Allora, la catarsi che fine fa? Chi è che sperimenta la catarsi delle proprie passioni? Per quanto detto
finora, non può essere il singolo spettatore, oppure l'insieme dei singoli spettatori. E' l'intera
collettività, l'intera società ateniese raccolta nel teatro che viene, per un secondo, liberata dalle
passioni, dalle tensioni, dagli attriti interni a sé. Ecco dunque il significato profondo della tragedia:
attraverso la rappresentazione della violenza, attraverso l'interpretazione dell'atto tragico, la violenza
interna al mondo greco viene evocata con tutta la sua forza, ed incanalata nell'arte. La tragedia porta
lo spettatore a mettere da parte la propria individualità, a smettere la corazza sociale di cui si riveste
ogni giorno. Ogni individuo si lascia trasportare irrazionalmente dall'azione tragica, perché vi avverte
tutta la violenza da cui è circondato, i pericoli che potrebbe dover affrontare (in particolare, la morte
violenta e il destino incombente) – da cui la paura – e la comunità della condizione precaria che
intrattiene con i protagonisti – da cui la pietà. In sintesi, vi vede se stesso; e in questo vedere se stesso
si lascia rifluire nel rituale collettivo, si annulla nella collettività culturale a cui sente ora
visceralmente di appartenere, entro cui si sente tanto sicuro da poter lasciar scorrere il flusso della
violenza.

Ecco dunque dove si cela l'errore di base di Aristotele: non riuscire ad ammettere il lato collettivo ed
irrazionale insito nella tragedia. In questo, Aristotele commette lo stesso errore che, nel ciclo mitico
di Dioniso, commette Penteo: laddove Tiresia e Cadmo accettano di smettere la corazza
dell'individualità, e per questo possono assistere indenni ai riti delle baccanti, Penteo – che non
rinuncia a questa individualità – viene scoperto e dilaniato. Allo stesso modo, Aristotele non vuole
rinunciare ad una spiegazione strettamente unilaterale e razionale della catarsi tragica; ma al
contempo rifiuta il carattere più profondo del mondo greco, ossia l'irrazionale, l'ambiguo.

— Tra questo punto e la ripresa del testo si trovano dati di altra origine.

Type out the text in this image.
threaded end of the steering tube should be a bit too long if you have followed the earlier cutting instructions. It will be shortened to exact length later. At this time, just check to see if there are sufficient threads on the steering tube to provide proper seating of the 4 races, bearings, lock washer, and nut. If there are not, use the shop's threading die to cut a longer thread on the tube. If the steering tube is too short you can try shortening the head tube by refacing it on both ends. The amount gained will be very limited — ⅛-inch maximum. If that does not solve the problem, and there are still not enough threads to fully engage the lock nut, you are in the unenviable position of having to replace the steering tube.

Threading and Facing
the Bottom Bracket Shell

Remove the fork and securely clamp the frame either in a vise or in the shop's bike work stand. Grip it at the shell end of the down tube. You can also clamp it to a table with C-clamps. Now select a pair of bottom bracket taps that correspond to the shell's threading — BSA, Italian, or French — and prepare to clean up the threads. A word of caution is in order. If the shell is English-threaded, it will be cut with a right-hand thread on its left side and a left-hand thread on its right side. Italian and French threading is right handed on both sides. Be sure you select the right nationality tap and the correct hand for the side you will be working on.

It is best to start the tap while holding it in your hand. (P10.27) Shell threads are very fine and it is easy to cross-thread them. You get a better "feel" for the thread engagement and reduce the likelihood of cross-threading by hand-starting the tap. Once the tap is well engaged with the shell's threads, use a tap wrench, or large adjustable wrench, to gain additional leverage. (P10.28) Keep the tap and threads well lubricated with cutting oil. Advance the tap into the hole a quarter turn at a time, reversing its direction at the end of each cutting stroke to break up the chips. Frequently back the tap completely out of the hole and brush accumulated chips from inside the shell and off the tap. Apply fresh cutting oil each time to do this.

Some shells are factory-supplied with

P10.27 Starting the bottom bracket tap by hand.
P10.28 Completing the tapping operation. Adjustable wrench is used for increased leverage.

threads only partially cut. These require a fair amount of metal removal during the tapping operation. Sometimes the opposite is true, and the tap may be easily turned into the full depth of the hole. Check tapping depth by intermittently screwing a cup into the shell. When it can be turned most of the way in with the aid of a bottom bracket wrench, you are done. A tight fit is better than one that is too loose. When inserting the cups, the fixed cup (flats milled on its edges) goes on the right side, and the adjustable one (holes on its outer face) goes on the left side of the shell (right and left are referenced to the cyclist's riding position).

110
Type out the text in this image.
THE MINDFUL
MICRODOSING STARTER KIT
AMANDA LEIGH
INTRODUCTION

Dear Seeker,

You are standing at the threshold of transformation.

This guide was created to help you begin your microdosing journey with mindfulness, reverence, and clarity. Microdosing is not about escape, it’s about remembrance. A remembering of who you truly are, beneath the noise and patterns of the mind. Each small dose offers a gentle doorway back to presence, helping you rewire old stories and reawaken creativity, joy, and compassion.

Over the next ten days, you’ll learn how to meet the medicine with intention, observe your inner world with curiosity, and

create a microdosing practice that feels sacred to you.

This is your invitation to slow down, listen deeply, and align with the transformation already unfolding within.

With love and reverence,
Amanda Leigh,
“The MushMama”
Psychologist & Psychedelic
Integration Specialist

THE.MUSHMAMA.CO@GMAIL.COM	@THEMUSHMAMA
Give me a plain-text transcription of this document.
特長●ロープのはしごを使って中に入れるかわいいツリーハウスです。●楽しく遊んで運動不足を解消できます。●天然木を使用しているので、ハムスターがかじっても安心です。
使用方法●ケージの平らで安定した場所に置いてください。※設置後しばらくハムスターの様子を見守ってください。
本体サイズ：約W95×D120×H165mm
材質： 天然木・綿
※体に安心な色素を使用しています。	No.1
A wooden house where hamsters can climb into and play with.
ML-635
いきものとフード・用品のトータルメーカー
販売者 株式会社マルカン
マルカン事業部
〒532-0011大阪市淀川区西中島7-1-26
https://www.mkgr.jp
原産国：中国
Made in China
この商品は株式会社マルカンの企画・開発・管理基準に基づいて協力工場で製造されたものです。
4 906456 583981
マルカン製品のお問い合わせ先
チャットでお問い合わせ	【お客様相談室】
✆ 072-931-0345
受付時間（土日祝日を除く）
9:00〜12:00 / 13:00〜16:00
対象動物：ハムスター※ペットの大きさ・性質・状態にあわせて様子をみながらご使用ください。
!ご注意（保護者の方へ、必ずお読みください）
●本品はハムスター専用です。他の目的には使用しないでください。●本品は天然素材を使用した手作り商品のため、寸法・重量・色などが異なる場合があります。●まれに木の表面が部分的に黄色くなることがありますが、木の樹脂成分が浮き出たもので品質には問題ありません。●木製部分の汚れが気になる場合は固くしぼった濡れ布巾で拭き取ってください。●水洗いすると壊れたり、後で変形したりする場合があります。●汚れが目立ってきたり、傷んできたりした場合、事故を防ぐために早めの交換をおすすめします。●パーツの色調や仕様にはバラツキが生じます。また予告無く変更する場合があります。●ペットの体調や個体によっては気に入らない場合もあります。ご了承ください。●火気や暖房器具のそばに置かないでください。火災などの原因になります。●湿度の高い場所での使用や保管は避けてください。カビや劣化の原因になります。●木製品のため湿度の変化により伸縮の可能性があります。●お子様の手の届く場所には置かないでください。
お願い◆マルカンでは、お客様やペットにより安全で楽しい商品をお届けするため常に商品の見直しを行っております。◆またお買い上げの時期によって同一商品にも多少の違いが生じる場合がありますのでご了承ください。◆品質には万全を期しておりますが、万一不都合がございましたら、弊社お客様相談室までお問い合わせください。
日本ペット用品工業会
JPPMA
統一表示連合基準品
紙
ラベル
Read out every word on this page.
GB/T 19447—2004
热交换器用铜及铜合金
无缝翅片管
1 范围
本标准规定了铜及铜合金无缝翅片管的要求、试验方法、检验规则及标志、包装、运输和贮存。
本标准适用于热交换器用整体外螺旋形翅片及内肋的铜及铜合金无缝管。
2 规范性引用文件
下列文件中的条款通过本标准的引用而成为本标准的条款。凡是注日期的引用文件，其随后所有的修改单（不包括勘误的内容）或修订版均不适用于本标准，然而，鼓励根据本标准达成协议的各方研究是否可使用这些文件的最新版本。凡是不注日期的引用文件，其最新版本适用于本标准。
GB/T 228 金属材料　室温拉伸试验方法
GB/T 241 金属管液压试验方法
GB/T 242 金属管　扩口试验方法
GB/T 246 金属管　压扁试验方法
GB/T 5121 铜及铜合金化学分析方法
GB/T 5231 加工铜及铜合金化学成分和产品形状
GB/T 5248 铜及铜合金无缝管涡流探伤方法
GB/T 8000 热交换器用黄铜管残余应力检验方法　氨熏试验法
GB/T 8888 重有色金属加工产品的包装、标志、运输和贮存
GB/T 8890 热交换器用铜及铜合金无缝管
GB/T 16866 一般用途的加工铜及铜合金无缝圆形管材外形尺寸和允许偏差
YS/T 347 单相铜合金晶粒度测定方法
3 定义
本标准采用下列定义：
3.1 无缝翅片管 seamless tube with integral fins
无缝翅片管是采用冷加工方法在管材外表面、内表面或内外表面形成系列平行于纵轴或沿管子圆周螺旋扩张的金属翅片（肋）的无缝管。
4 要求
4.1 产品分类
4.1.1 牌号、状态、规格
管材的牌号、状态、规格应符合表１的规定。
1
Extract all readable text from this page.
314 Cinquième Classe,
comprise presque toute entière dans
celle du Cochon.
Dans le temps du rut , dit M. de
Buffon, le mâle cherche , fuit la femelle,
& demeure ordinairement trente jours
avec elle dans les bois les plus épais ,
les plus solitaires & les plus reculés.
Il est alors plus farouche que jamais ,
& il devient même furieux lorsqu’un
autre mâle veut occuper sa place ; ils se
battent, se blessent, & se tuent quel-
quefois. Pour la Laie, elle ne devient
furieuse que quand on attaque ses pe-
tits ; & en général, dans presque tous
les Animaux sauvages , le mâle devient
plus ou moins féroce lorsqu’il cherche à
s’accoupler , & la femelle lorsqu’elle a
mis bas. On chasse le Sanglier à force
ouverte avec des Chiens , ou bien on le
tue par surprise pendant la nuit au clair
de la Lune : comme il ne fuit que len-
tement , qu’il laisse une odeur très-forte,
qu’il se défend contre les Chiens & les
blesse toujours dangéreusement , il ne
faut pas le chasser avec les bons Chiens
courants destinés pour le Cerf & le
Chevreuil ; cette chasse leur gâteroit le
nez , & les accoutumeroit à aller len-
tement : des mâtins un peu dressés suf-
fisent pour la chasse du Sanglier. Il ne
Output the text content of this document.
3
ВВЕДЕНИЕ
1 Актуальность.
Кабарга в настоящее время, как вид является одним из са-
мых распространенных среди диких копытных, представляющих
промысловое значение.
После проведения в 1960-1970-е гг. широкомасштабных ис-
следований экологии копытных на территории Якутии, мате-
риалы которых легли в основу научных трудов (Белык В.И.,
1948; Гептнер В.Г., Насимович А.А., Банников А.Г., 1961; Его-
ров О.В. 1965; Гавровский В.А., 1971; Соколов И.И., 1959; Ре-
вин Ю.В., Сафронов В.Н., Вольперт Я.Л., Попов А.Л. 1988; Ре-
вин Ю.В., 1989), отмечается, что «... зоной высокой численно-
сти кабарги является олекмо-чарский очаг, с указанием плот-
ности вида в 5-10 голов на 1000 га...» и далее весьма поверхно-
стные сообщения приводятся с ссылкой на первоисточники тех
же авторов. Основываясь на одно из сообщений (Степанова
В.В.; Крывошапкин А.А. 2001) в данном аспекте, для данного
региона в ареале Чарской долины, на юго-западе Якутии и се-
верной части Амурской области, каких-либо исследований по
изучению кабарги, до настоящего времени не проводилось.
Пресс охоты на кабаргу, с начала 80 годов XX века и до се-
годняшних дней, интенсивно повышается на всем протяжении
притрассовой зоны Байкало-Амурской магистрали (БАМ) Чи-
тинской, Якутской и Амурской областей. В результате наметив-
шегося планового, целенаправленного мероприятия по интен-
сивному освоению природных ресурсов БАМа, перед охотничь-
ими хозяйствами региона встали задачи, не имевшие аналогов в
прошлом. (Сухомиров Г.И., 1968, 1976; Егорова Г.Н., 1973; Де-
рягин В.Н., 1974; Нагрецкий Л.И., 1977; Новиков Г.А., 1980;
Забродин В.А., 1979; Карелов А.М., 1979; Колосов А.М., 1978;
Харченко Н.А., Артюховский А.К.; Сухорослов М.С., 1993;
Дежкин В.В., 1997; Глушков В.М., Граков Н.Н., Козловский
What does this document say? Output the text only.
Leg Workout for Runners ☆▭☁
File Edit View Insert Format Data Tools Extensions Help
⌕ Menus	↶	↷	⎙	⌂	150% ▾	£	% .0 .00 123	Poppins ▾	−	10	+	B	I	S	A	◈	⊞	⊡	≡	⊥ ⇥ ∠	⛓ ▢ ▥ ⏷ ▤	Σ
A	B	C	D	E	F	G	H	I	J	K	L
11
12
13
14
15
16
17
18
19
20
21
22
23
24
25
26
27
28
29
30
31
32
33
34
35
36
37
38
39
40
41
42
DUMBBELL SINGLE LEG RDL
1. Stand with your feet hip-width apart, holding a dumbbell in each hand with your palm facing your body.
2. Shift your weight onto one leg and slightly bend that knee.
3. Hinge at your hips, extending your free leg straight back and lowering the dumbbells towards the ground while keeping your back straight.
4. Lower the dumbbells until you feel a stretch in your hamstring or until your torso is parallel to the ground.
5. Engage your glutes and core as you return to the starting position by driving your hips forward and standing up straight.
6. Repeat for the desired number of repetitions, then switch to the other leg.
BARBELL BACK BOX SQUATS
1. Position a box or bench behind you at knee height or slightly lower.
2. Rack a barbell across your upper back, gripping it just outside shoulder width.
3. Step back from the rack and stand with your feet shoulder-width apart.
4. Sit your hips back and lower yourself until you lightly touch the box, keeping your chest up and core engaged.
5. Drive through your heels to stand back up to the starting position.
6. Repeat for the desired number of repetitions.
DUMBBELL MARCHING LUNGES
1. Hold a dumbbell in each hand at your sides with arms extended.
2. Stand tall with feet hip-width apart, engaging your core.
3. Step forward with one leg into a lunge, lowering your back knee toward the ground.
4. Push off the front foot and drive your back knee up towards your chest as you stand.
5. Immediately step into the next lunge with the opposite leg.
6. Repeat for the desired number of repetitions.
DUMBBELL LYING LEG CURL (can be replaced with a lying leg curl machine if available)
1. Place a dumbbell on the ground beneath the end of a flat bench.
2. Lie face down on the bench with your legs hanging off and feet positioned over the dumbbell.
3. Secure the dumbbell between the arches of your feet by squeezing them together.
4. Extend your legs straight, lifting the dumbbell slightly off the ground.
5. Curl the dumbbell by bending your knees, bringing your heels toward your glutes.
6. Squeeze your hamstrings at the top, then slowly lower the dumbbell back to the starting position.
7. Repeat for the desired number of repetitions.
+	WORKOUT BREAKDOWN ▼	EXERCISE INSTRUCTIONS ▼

Quindi, in conclusione, per comprendere la dimensione estetica della tragedia non dobbiamo opporci
ad essa, e considerarla alla luce di elaborazioni mentali o intellettuali; adesso anche noi dobbiamo
annullarci, ed immaginare di sederci nel grande teatro di Dioniso, ad osservare il grande mistero
dell'uomo, ossia noi stessi. Ecco, infine, la definizione più profonda che possiamo dare di cosa sia la
catarsi tragica: lo specchio di Dioniso, come viene affermato da Plotino.